I can give you a clue as to the solution: (By the way, these are usually referred to as bit fields or flags. So with a standard 8 bit byte, you could store 8 flags, instead of using 8 different database fields or variables in your program.)

One solution, though not elegant, Masking.

Simply put, if your looking for a specific value, 8 in your example, use masking to find out if that value is on or off.

100110 AND 1000 = 0
101001 AND 1000 = 1

There are very simple ways of doing this in a program. Matter of fact, there are many examples of exactly this in the forums. :)

Last edited 2011


Andy_A(Posted 2011) [#4]
Just use the AND bit operator




Ross C(Posted 2011) [#5]
Masking is the most elegant way of doing it.

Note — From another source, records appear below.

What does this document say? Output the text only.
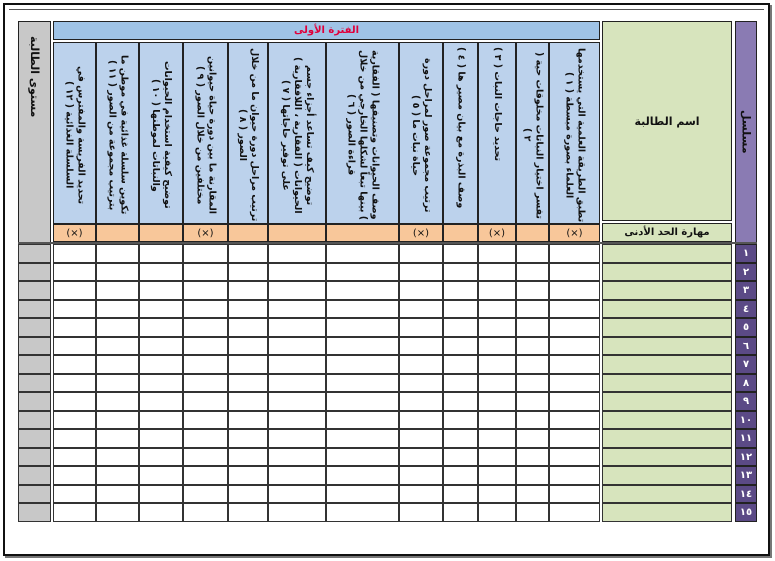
الفترة الأولى
مسلسل
اسم الطالبة
مهارة الحد الأدنى
مستوى الطالبة	تطبق الطريقة العلمية التي يستخدمها العلماء بصورة مبسطة ( ١ )
(×)
تفسر اختيار النباتات مخلوقات حية ( ٢ )
تحديد حاجات النبات ( ٣ )
(×)
وصف البذرة مع بيان مصير ها ( ٤ )
ترتيب مجموعة صور لمراحل دورة حياة نبات ما ( ٥ )
(×)
وصف الحيوانات وتصنيفها ( الفقارية ) بينها تبعاً لشكلها الخارجي من خلال قراءة الصور ( ٦ )
توضيح كيف تساعد أجزاء جسم الحيوانات ( الفقارية ، اللافقارية ) على توفير حاجاتها ( ٧ )
ترتيب مراحل دورة حيوان ما من خلال الصور ( ٨ )
المقارنة ما بين دورة حياة حيوانين مختلفين من خلال الصور ( ٩ )
(×)
توضيح كيفية استخدام الحيوانات والنباتات لموطنها ( ١٠ )
تكوين سلسلة غذائية في موطن ما بترتيب مجموعة من الصور ( ١١ )
تحديد الفريسة والمفترس في السلسلة الغذائية ( ١٢ )
(×)
١
٢
٣
٤
٥
٦
٧
٨
٩
١٠
١١
١٢
١٣
١٤
١٥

Shortwind(Posted 2011) [#6]
I like these better. :)

Function SetBit:Int(x:Int, bit:Int) 'Set specific bit(0-31) in value(x)
	Return x | (1 Shl bit)
End Function

Function ClearBit:Int(x:Int, bit:Int) 'Clear specific bit(0-31) in value(x)
	Return x & ~(1 Shl bit)
End Function

Function ToggleBit:Int(x:Int, bit:Int) 'Toggle(on/off) specific bit(0-31) in value(x)
	Return x ~ (1 Shl bit)
End Function

Function ReadBit:Int(x:Int, bit:Int) 'Return(0/1) of specific bit(0-31) in value(x)
	Return (x Shr bit) & 1
End Function



col(Posted 2011) [#7]
Hiya,
Just in case new comers to Blitz are reading this...

Blitz3D uses 'AND' to do bitwise operations
BlitzMax uses '&' to do it. 'AND' is used as a comparison operator.

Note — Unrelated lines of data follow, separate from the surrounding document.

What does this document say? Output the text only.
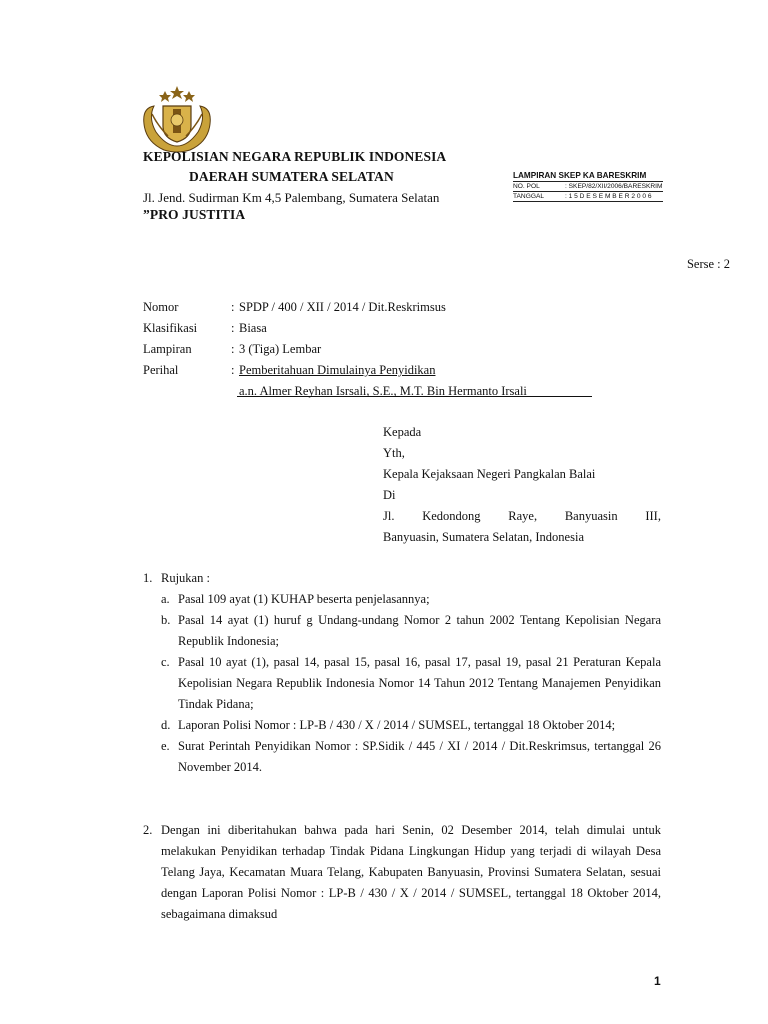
KEPOLISIAN NEGARA REPUBLIK INDONESIA
DAERAH SUMATERA SELATAN
Jl. Jend. Sudirman Km 4,5 Palembang, Sumatera Selatan
”PRO JUSTITIA
LAMPIRAN SKEP KA BARESKRIM
NO. POL	: SKEP/82/XII/2006/BARESKRIM
TANGGAL	: 1 5 D E S E M B E R 2 0 0 6
Serse : 2
Nomor	: SPDP / 400 / XII / 2014 / Dit.Reskrimsus
Klasifikasi	: Biasa
Lampiran	: 3 (Tiga) Lembar
Perihal	: Pemberitahuan Dimulainya Penyidikan
a.n. Almer Reyhan Isrsali, S.E., M.T. Bin Hermanto Irsali
Kepada
Yth,
Kepala Kejaksaan Negeri Pangkalan Balai
Di
Jl. Kedondong Raye, Banyuasin III,
Banyuasin, Sumatera Selatan, Indonesia
1. Rujukan :
a. Pasal 109 ayat (1) KUHAP beserta penjelasannya;
b. Pasal 14 ayat (1) huruf g Undang-undang Nomor 2 tahun 2002 Tentang Kepolisian Negara Republik Indonesia;
c. Pasal 10 ayat (1), pasal 14, pasal 15, pasal 16, pasal 17, pasal 19, pasal 21 Peraturan Kepala Kepolisian Negara Republik Indonesia Nomor 14 Tahun 2012 Tentang Manajemen Penyidikan Tindak Pidana;
d. Laporan Polisi Nomor : LP-B / 430 / X / 2014 / SUMSEL, tertanggal 18 Oktober 2014;
e. Surat Perintah Penyidikan Nomor : SP.Sidik / 445 / XI / 2014 / Dit.Reskrimsus, tertanggal 26 November 2014.
2. Dengan ini diberitahukan bahwa pada hari Senin, 02 Desember 2014, telah dimulai untuk melakukan Penyidikan terhadap Tindak Pidana Lingkungan Hidup yang terjadi di wilayah Desa Telang Jaya, Kecamatan Muara Telang, Kabupaten Banyuasin, Provinsi Sumatera Selatan, sesuai dengan Laporan Polisi Nomor : LP-B / 430 / X / 2014 / SUMSEL, tertanggal 18 Oktober 2014, sebagaimana dimaksud
1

When using bit operators in both it will give return the value of the bit you are testing against. So..
Print 6 & 4 will output 4 as the result in BMax
Print 6 And 4 in B3D will do the same

Not sure on the other incarnations of Blitz as I don't own them :D

Just thought I'd say before any newbies get confused :-)

Last edited 2011


Matt Vinyl(Posted 2011) [#8]
Hi all - just wanted to say many thanks for the advice. Going to work on this today based on these suggestions. Cheers! :0)